Kato mentions that Foxit’s OCR capability solves the problem of static images to making them text scannable, especially when handling multi-page documents converted to text files. A customer can use keyword searches to find critical information and copy and paste values into the regulator’s system.
“Regulators often receive these document requirements as paper documents and they mention how they need to make comments and remarks on them and send them to another party, who also had to make a paper copy, which is quite cumbersome,” notes Kato, “but now they scan it and apply OCR so it can contain legitimate texts which can now be edited and annotated.”
Some of the areas for both Kato’s clients and Sánchez’ teams that have moved towards digitising their processes are know your customer (KYC) management, converting mortgages and loans documentation, forms processing, compliance and security, signatures, archiving and retention and mobile apps/online banking.
“Our goal is to enable our customers to go fully paperless in each of these areas to significantly reduce operational costs associated with paper and manual processes,” says Kato.
During the KYC process, banks receive a multitude of files and documents from different clients. These entail identification documents, proof of income, proof of residence and more. The issue arises when the documents arrive in various formats such as scanned images, skewed scans, photo images, they all need to be standardised to be easily searchable and retrievable.
“Whilst the goal for banks and credit unions is customer convenience, it’s not usually the case the other way around. Customers can send it through a scan or take a picture of it and send it that way, scanned images, large text files, which are less than ideal,” notes Kato. An influx of these more static files only increases the KYC or regulatory review process as the documents require remediation before use.
“By converting the documents to PDFs or make use of digital portfolios with PhantomPDF, you can reprocess the documents and keep the original file,” adds Kato. This makes collecting and retrieving client information a lot easier for employees working on KYC procedures. For badly scanned images or file types that are way too large, PhantomPDF can automatically re-adjust the image, compress, and convert it to PDF while maintaining the original integrity of the document.
“Firms need to re-think and overcome the challenge of heavy paperwork and manual processes, so they need to meet the customer where they live,” says Lil Roberts, CEO at Xendoo. “They live in text messaging, mobile, live chats on website, emails and phone calls. But what the problem has been in the US is that practitioners don’t value the customer service side of the business and taking care of small business owners in a timely manner; customers need and want swiftness.”

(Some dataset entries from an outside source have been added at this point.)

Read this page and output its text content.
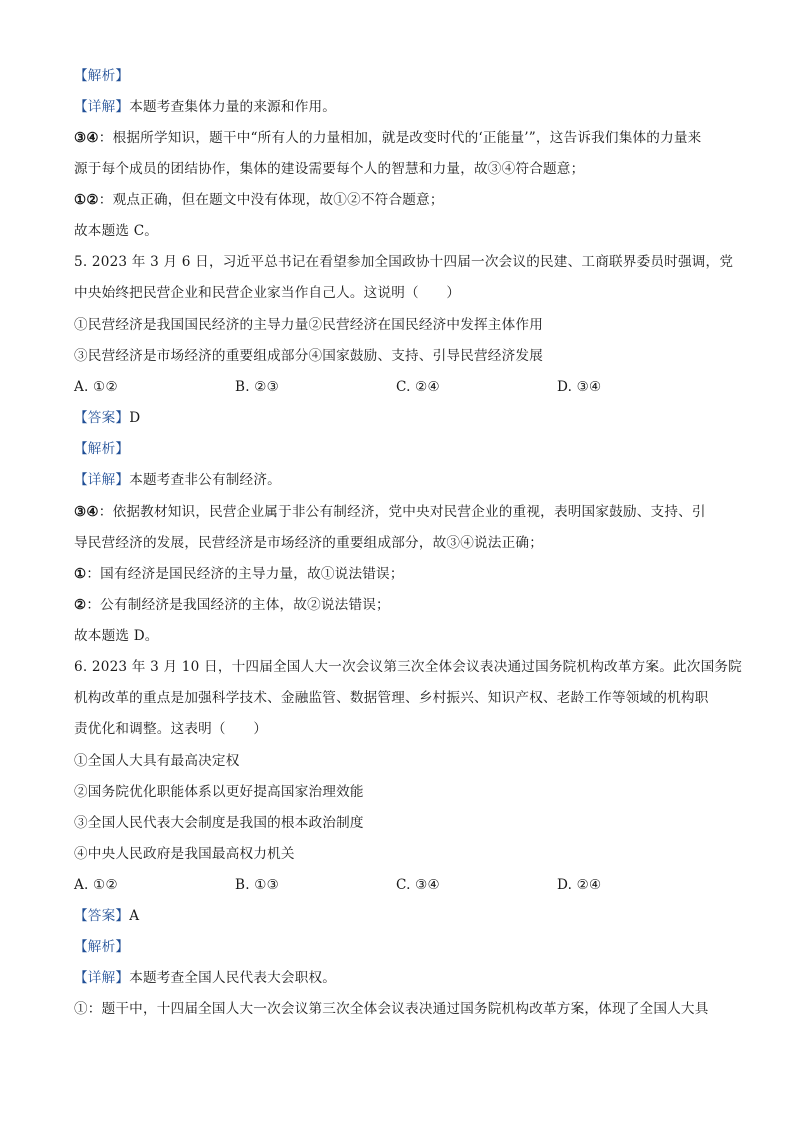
【解析】
【详解】本题考查集体力量的来源和作用。
③④：根据所学知识，题干中“所有人的力量相加，就是改变时代的‘正能量’”，这告诉我们集体的力量来
源于每个成员的团结协作，集体的建设需要每个人的智慧和力量，故③④符合题意；
①②：观点正确，但在题文中没有体现，故①②不符合题意；
故本题选 C。
5. 2023 年 3 月 6 日，习近平总书记在看望参加全国政协十四届一次会议的民建、工商联界委员时强调，党
中央始终把民营企业和民营企业家当作自己人。这说明（　　）
①民营经济是我国国民经济的主导力量②民营经济在国民经济中发挥主体作用
③民营经济是市场经济的重要组成部分④国家鼓励、支持、引导民营经济发展
A. ①②	B. ②③	C. ②④	D. ③④
【答案】D
【解析】
【详解】本题考查非公有制经济。
③④：依据教材知识，民营企业属于非公有制经济，党中央对民营企业的重视，表明国家鼓励、支持、引
导民营经济的发展，民营经济是市场经济的重要组成部分，故③④说法正确；
①：国有经济是国民经济的主导力量，故①说法错误；
②：公有制经济是我国经济的主体，故②说法错误；
故本题选 D。
6. 2023 年 3 月 10 日，十四届全国人大一次会议第三次全体会议表决通过国务院机构改革方案。此次国务院
机构改革的重点是加强科学技术、金融监管、数据管理、乡村振兴、知识产权、老龄工作等领域的机构职
责优化和调整。这表明（　　）
①全国人大具有最高决定权
②国务院优化职能体系以更好提高国家治理效能
③全国人民代表大会制度是我国的根本政治制度
④中央人民政府是我国最高权力机关
A. ①②	B. ①③	C. ③④	D. ②④
【答案】A
【解析】
【详解】本题考查全国人民代表大会职权。
①：题干中，十四届全国人大一次会议第三次全体会议表决通过国务院机构改革方案，体现了全国人大具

Banks are incredibly reliant on physical documentation when reviewing complex cases like mortgages and home refinancing. Prospective clients submit a lot of documentation such as mortgage payments, tax returns, statement of assets, identification and more.
“We’re talking about customer documentation that needs to be deeply reviewed as part of the KYC procedure and in the situation we’re in with fluctuating rates, income loss caused by the coronavirus crisis combined with customers preferring to minimise branch visits, we foresee challenges in managing an influx of documentation which never comes in neatly organised or in standardised format and the process can be dragged out,” says Kato. “We’re the solution to this problem.”
Foxit’s PDF technology enables banks to not only transition from paper to paperless but also gives them the ability to work with digital documents like they would with paper.